Bill wrote, “You may be interested in a little sequel to the champagne bottles found at the Niantic dig. A few years ago, at a ‘Wine Tasting’ here at Fort Mason, we had on exhibit some of this champagne. A representative of the firm that produced the wine (still active in France) asked that it be shown for advertising purposes. Needless to say, the champagne was not sampled.”

Just after Thanksgiving, Ian called with new information. “I’ve found a signature. In Chinese, of course.”

After his call, I sent a photograph of the Chinese characters to Dan at the Peabody Essex Museum, who, in turn, sent it to his China Trade Painting artists’ signatures expert. We haven’t yet learned the identity of the Chinese artist who painted the Niantic in Whampoa harbor sometime between 1836 and 1839.

Before Christmas, Ian brought the painting back to the Vineyard. I met him at the ferry in Vineyard Haven. The wind was blowing a blast from the northeast and the long, wide, flat box that contained the Niantic’s portrait acted like a sail. We drove back to West Tisbury.

“It seems homely to put the picture back on an ordinary wall with just a couple of picture hooks,” I said.

Ian’s response: “That’s where it belongs.”

And that’s where it stayed – for the next five months anyway. In May, the painting traveled to the San Francisco Maritime Museum to join an exhibition of portions of the ship’s hull and rudder that were recovered in 1978, and the ship’s log of its last voyage, donated by my mother.

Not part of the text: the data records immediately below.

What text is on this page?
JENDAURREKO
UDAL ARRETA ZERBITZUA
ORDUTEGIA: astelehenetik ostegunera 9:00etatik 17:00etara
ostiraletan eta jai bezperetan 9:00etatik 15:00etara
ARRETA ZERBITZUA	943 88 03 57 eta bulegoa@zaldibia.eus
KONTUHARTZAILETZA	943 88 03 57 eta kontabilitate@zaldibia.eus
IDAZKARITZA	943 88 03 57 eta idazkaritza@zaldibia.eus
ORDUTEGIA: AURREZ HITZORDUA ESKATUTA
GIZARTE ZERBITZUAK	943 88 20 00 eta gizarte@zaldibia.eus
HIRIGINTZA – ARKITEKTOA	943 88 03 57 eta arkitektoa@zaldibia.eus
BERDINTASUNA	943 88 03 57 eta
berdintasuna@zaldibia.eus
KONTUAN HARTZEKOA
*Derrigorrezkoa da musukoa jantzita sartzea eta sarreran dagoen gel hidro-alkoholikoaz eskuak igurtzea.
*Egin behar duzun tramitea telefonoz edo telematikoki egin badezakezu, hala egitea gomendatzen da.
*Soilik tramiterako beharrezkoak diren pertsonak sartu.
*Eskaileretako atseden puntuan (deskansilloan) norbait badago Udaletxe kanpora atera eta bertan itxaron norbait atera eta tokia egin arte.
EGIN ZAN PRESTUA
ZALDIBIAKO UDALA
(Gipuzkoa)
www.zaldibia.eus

Vineyarders Aboard the Niantic

In the fall 1986 issue of Martha’s Vineyard Magazine, an article by my mother, Dionis Coffin Riggs, “Last Voyage of the Ship Niantic” begins by quoting her great-grandfather, Captain Henry Cleaveland: “I navigate my own ship, gentlemen.” The gentlemen in question were 250 passengers headed for the gold fields of California. They were among thousands who had taken a short cut across the Isthmus of Panama to avoid the long trip around Cape Horn. In Panama, Captain Cleaveland had the ship converted to carry passengers and mules to San Francisco. As the ship headed southwest, which seemed to the passengers to be the wrong direction, they challenged the captain. He informed them, “I have spent my life in this ocean, and I know what I am about, while very few of you have ever before been out of sight of land,” after which he dismissed them.

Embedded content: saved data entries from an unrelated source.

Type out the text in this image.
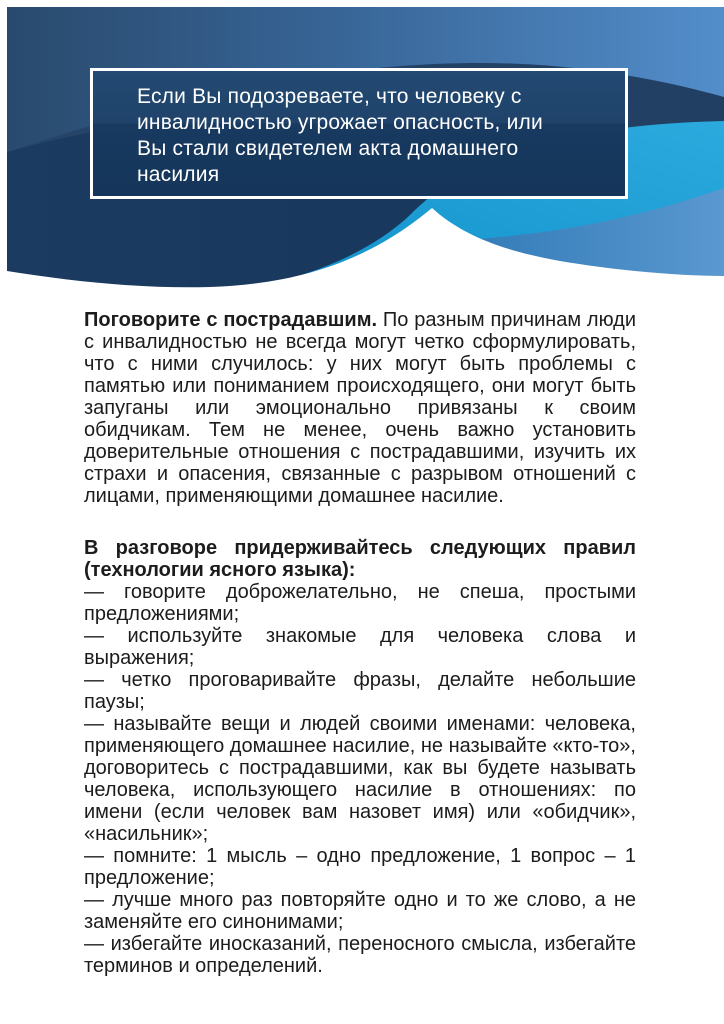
Если Вы подозреваете, что человеку с
инвалидностью угрожает опасность, или
Вы стали свидетелем акта домашнего
насилия

Поговорите с пострадавшим. По разным причинам люди с инвалидностью не всегда могут четко сформулировать, что с ними случилось: у них могут быть проблемы с памятью или пониманием происходящего, они могут быть запуганы или эмоционально привязаны к своим обидчикам. Тем не менее, очень важно установить доверительные отношения с пострадавшими, изучить их страхи и опасения, связанные с разрывом отношений с лицами, применяющими домашнее насилие.

В разговоре придерживайтесь следующих правил (технологии ясного языка):

— говорите доброжелательно, не спеша, простыми предложениями;

— используйте знакомые для человека слова и выражения;

— четко проговаривайте фразы, делайте небольшие паузы;

— называйте вещи и людей своими именами: человека, применяющего домашнее насилие, не называйте «кто-то», договоритесь с пострадавшими, как вы будете называть человека, использующего насилие в отношениях: по имени (если человек вам назовет имя) или «обидчик», «насильник»;

— помните: 1 мысль – одно предложение, 1 вопрос – 1 предложение;

— лучше много раз повторяйте одно и то же слово, а не заменяйте его синонимами;

— избегайте иносказаний, переносного смысла, избегайте терминов и определений.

The Niantic continued to sail southwest until she picked up the trade winds. Captain Cleaveland changed course and the Niantic – a notoriously slow vessel – was one of the first of 700 ships to reach San Francisco. Two of the captain’s three sons, James F. and Daniel A. Cleaveland, were first and second mates aboard the Niantic on her last voyage. The third mate was the great-grandfather of Vineyarder Everett Poole. “Officers and crews on whaling ships in those days were often made up of Vineyard men,” according to the article. “‘It was our High School then,’ one seafarer said.”